There is general consensus across international communities that the 2020–21 La Niña may have passed its peak and soon will return to neutral or normal conditions by the end of the wet season presumably around May or June. It is typical for La Niña to continue to influence our climate, even as the La Niña weakens. Generally speaking, La Niña tends to increase the likelihood of above-average rainfall across much of south-eastern coasts of PNG during the wet season months whilst the greater part of New Guinea Islands region tends to receive below average rainfall. It also increases the chance of tropical cyclone activities within our region as we saw this season.
The northwest monsoon or the wet season is now well established thanks to the late organization of the monsoon trough which is now located in the Coral sea and together with the prevailing La Niña condition, major parts of the country should be starting to receive much needed rainfall. This wet weather will continue for some time, at least until the end of the wet season. Furthermore, due to the late onset of the regular wet season, the country is expected to experience a much shorter wet season this year with increased likelihood of returning to more drier conditions come May or June.

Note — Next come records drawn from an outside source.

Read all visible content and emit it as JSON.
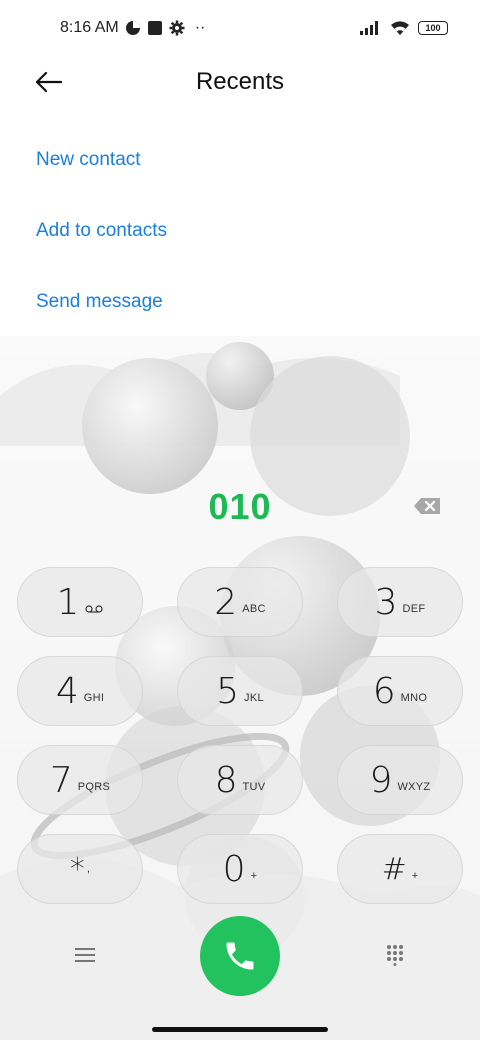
{
  "status_bar": {
    "time": "8:16 AM",
    "battery": "100",
    "more": "··",
    "icons": [
      "data-saver-icon",
      "square-icon",
      "gear-icon",
      "signal-icon",
      "wifi-icon",
      "battery-icon"
    ]
  },
  "header": {
    "title": "Recents",
    "back_icon": "arrow-left-icon"
  },
  "actions": {
    "new_contact": "New contact",
    "add_to_contacts": "Add to contacts",
    "send_message": "Send message"
  },
  "dialer": {
    "number": "010",
    "number_color": "#1db954",
    "backspace_icon": "backspace-icon"
  },
  "keypad": [
    {
      "digit": "1",
      "letters": "",
      "icon": "voicemail-icon"
    },
    {
      "digit": "2",
      "letters": "ABC"
    },
    {
      "digit": "3",
      "letters": "DEF"
    },
    {
      "digit": "4",
      "letters": "GHI"
    },
    {
      "digit": "5",
      "letters": "JKL"
    },
    {
      "digit": "6",
      "letters": "MNO"
    },
    {
      "digit": "7",
      "letters": "PQRS"
    },
    {
      "digit": "8",
      "letters": "TUV"
    },
    {
      "digit": "9",
      "letters": "WXYZ"
    },
    {
      "digit": "*",
      "letters": ","
    },
    {
      "digit": "0",
      "letters": "+"
    },
    {
      "digit": "#",
      "letters": "+"
    }
  ],
  "bottom_bar": {
    "menu_icon": "hamburger-icon",
    "call_icon": "phone-icon",
    "call_color": "#22c35e",
    "dialpad_icon": "dialpad-icon"
  },
  "colors": {
    "accent_link": "#1a7fe0",
    "number": "#1db954",
    "call": "#22c35e"
  }
}
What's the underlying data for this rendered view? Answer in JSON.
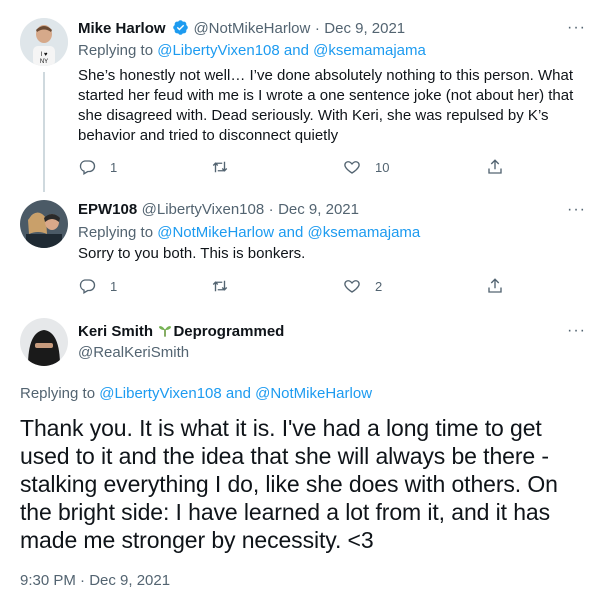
{
  "tweets": [
    {
      "name": "Mike Harlow",
      "handle": "@NotMikeHarlow",
      "sep": "·",
      "date": "Dec 9, 2021",
      "replying_prefix": "Replying to ",
      "replying_to": "@LibertyVixen108 and @ksemamajama",
      "text": "She’s honestly not well… I’ve done absolutely nothing to this person. What started her feud with me is I wrote a one sentence joke (not about her) that she disagreed with. Dead seriously. With Keri, she was repulsed by K’s behavior and tried to disconnect quietly",
      "replies": "1",
      "retweets": "",
      "likes": "10",
      "verified": true
    },
    {
      "name": "EPW108",
      "handle": "@LibertyVixen108",
      "sep": "·",
      "date": "Dec 9, 2021",
      "replying_prefix": "Replying to ",
      "replying_to": "@NotMikeHarlow and @ksemamajama",
      "text": "Sorry to you both. This is bonkers.",
      "replies": "1",
      "retweets": "",
      "likes": "2"
    }
  ],
  "main_tweet": {
    "name": "Keri Smith",
    "suffix": "Deprogrammed",
    "handle": "@RealKeriSmith",
    "replying_prefix": "Replying to ",
    "replying_to": "@LibertyVixen108 and @NotMikeHarlow",
    "text": "Thank you. It is what it is. I've had a long time to get used to it and the idea that she will always be there - stalking everything I do, like she does with others. On the bright side: I have learned a lot from it, and it has made me stronger by necessity. <3",
    "timestamp": "9:30 PM · Dec 9, 2021"
  },
  "colors": {
    "accent": "#1d9bf0",
    "muted": "#536471",
    "text": "#0f1419",
    "line": "#cfd9de"
  },
  "more_glyph": "···"
}
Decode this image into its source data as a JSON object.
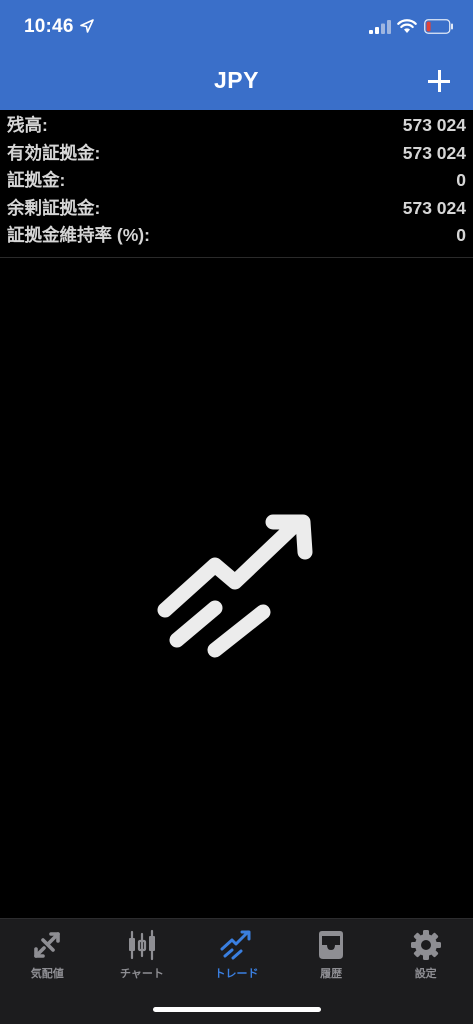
{
  "status_bar": {
    "time": "10:46",
    "location_icon": "location-arrow-icon",
    "signal_icon": "cellular-signal-icon",
    "wifi_icon": "wifi-icon",
    "battery_icon": "battery-low-icon",
    "battery_color": "#e0433a"
  },
  "header": {
    "title": "JPY",
    "add_icon": "plus-icon",
    "background": "#3a6fc9"
  },
  "summary": {
    "rows": [
      {
        "label": "残高:",
        "value": "573 024"
      },
      {
        "label": "有効証拠金:",
        "value": "573 024"
      },
      {
        "label": "証拠金:",
        "value": "0"
      },
      {
        "label": "余剰証拠金:",
        "value": "573 024"
      },
      {
        "label": "証拠金維持率 (%):",
        "value": "0"
      }
    ]
  },
  "empty_state": {
    "icon": "trade-trend-icon"
  },
  "tabbar": {
    "active_color": "#3a7fe0",
    "inactive_color": "#8e8e93",
    "tabs": [
      {
        "label": "気配値",
        "icon": "quotes-arrows-icon",
        "active": false
      },
      {
        "label": "チャート",
        "icon": "candlestick-icon",
        "active": false
      },
      {
        "label": "トレード",
        "icon": "trade-trend-icon",
        "active": true
      },
      {
        "label": "履歴",
        "icon": "inbox-tray-icon",
        "active": false
      },
      {
        "label": "設定",
        "icon": "gear-icon",
        "active": false
      }
    ]
  }
}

The tropical cyclone season for PNG is from October to March each year. On average, PNG receives one tropical cyclone per season, however during La Niña episodes, the number of tropical cyclones forming in the waters of PNG increases. This season, we saw two tropical cyclones forming in the coral season which resulted in widespread heavy rainfall leading to floods in parts of Milne Bay, Central including NCD, Gulf and Oro provinces. Even though the threat has subsided, PNG National Weather Service will continue to monitor and report any developments associated with tropical cyclone activity within its areas of responsibility for the sake of our people.